Zu den Alarmsignalen, die auf frühe Symptome von Parkinson hinweisen können und die unbedingt näher untersucht werden sollten, gehören Zittern in den Gliedmaßen nur einer Körperseite, zum Beispiel Zittern einer Hand in Ruhe, eine Störung der Feinmotorik mit einer Verlangsamung der Bewegungen, fehlendes Mitschwingen eines Arms oder Schleifen eines Fußes beim Gehen, eine deutliche Verkleinerung der Schrift, oder unklare Gelenkschmerzen durch erhöhte Muskelspannung.

Allerdings kann zum Zeitpunkt, zu dem man bereits einige dieser frühen Symptome von Parkinson erkennen kann, bereits ein nicht unerheblicher Anteil jener Nervenzellen im Gehirn zerstört sein, die für die Produktion von Dopamin sorgen. Denn wenn sich bei Patienten mit Parkinson die typischen ersten motorischen Symptome zeigen, ist der Schaden oft schon entstanden. Denn man kann dann davon ausgehen, dass die zugrunde liegenden pathologischen Prozesse bereits Jahre zuvor unbemerkt eingesetzt angerichtet haben.

Deswegen fordern Experten, dass die frühe Diagnostik noch früher ansetzen muss. Denn würde die Krankheit vor ihrer eigentlichen Manifestation erkannt werden, könnte man früher eingreifen. Und in Folge dann Nervenzellen retten und so idealerweise die chronische, fortschreitende Erkrankung verhindern. Oder zumindest aufhalten.

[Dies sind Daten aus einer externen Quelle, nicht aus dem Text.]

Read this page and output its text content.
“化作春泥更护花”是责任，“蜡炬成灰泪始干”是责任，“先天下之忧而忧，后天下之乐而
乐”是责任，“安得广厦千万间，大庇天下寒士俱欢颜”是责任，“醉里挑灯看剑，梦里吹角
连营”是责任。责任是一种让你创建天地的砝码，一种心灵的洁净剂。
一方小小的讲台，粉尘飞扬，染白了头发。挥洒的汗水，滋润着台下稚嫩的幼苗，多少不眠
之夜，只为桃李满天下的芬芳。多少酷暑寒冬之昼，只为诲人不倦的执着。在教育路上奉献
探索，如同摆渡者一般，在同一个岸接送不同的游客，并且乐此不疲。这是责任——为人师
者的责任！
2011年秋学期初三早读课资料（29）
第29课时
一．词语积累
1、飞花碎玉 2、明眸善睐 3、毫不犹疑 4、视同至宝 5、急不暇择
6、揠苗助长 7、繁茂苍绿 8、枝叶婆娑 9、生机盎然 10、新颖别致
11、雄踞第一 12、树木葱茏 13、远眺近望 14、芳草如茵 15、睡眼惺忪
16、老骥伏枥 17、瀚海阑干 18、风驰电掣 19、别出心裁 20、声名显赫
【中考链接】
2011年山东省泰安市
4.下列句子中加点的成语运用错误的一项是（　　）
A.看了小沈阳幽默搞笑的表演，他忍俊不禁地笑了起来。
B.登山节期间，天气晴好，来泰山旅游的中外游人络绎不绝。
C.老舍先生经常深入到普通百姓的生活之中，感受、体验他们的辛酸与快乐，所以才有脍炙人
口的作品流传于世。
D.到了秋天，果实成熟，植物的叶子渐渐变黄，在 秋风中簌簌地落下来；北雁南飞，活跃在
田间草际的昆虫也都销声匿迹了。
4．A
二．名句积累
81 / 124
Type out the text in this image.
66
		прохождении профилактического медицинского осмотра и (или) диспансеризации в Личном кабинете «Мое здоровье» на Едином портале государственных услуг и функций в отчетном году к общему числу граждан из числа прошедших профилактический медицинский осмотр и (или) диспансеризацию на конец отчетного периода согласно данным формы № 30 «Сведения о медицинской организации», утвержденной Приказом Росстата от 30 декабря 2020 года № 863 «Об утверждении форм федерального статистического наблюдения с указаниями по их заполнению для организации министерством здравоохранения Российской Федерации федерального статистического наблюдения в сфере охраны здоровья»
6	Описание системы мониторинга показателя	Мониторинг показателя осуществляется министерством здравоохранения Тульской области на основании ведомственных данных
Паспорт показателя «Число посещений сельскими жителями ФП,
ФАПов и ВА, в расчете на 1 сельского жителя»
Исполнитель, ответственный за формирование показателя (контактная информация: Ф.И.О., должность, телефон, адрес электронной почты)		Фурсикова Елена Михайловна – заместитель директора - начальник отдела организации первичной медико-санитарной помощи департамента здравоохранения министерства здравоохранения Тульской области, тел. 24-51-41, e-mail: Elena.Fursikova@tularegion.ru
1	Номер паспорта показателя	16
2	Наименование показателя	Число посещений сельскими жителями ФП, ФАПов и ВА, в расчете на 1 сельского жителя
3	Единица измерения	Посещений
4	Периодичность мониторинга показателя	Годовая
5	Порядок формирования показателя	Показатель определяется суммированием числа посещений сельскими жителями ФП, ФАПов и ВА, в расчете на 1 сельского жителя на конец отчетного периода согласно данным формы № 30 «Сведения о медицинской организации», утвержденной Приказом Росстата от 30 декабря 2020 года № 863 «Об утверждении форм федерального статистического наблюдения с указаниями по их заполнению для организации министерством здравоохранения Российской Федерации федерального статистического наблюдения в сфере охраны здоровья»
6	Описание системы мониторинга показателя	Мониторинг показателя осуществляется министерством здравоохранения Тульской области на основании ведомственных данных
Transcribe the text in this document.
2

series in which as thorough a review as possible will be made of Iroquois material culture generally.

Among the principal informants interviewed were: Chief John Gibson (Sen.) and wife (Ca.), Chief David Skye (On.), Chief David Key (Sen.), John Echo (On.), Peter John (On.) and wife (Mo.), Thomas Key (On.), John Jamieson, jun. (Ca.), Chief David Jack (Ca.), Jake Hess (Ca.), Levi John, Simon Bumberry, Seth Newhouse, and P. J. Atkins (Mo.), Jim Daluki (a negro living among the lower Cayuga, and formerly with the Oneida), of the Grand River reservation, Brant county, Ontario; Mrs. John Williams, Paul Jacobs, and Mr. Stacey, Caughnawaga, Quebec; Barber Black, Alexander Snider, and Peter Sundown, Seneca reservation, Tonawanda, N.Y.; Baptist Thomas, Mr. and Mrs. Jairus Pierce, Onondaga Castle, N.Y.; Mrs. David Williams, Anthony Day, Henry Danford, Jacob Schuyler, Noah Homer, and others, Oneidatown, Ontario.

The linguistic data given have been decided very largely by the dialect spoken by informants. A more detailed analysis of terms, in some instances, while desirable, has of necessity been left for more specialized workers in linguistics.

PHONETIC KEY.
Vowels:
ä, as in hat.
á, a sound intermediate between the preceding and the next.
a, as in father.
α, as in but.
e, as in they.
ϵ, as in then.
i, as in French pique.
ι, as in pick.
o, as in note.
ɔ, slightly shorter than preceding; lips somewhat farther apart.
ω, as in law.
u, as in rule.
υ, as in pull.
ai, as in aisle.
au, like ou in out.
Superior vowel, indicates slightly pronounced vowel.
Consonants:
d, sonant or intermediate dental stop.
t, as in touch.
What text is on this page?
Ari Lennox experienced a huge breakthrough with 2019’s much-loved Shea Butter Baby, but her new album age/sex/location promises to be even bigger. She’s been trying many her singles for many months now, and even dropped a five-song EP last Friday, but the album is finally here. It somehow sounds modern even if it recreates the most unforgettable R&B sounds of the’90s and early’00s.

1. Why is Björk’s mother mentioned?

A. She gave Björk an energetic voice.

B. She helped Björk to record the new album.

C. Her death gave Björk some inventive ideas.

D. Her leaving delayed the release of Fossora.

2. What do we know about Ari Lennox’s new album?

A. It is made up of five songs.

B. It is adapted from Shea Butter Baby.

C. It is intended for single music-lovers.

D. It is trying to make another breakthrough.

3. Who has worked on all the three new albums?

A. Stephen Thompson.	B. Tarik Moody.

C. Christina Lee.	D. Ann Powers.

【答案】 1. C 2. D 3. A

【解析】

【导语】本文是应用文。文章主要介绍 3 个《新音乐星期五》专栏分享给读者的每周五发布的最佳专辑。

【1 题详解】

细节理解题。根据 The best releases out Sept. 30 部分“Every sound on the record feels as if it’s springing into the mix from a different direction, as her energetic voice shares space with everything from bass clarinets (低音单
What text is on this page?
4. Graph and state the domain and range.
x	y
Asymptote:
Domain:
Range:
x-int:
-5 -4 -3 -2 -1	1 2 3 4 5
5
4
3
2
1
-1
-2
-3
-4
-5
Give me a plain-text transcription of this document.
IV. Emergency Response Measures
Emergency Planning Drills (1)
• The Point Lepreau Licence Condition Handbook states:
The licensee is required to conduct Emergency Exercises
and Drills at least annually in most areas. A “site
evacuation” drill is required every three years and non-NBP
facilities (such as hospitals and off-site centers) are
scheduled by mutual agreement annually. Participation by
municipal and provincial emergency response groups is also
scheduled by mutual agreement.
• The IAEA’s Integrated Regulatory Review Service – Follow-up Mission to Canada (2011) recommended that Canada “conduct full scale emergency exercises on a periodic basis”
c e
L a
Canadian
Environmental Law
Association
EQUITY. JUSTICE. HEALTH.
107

Während dies heute noch nicht gelingt, verzeichnen die Wissenschaftler bei der Erkennung der Frühsymptome von Parkinson wichtige Fortschritte.



 

Parkinson kann man schon lange erkennen, bevor motorische Symptome auftreten

Zudem kann man frühe Symptome von Morbus Parkinson zum Teil bereits viele Jahre vor den typischen motorischen der Krankheit erkennen. Und damit bereits vor der Degeneration von Nervenzellen. Dazu gehören etwa ein gestörter Geruchsinn, Verstopfung, Schwindel sowie Störungen bei der Harnentleerung.

Auch zählt eine besondere Form von Störungen des Schlafs  – der Verhaltensstörung im REM-Schlaf – dazu. Bei Gesunden ist in dieser Phase des Schlafs jedenfalls die Motorik gehemmt. Hingegen leben die von dieser Störung Betroffenen ihr Traumgeschehen jedoch körperlich aus.

Im Grunde genommen kann das sogar zu Verletzungen führen. Zudem auch Partner oder Partnerinnen stark beeinträchtigen. Wer an dieser speziellen Störung von Schlaf und Traum leidet, hat jedenfalls ein hohes Risiko. Und zwar binnen 15 bis 20 Jahren an Morbus Parkinson zu erkranken. Allerdings können sich auch andere neurodegenerative Erkrankungen entwickeln.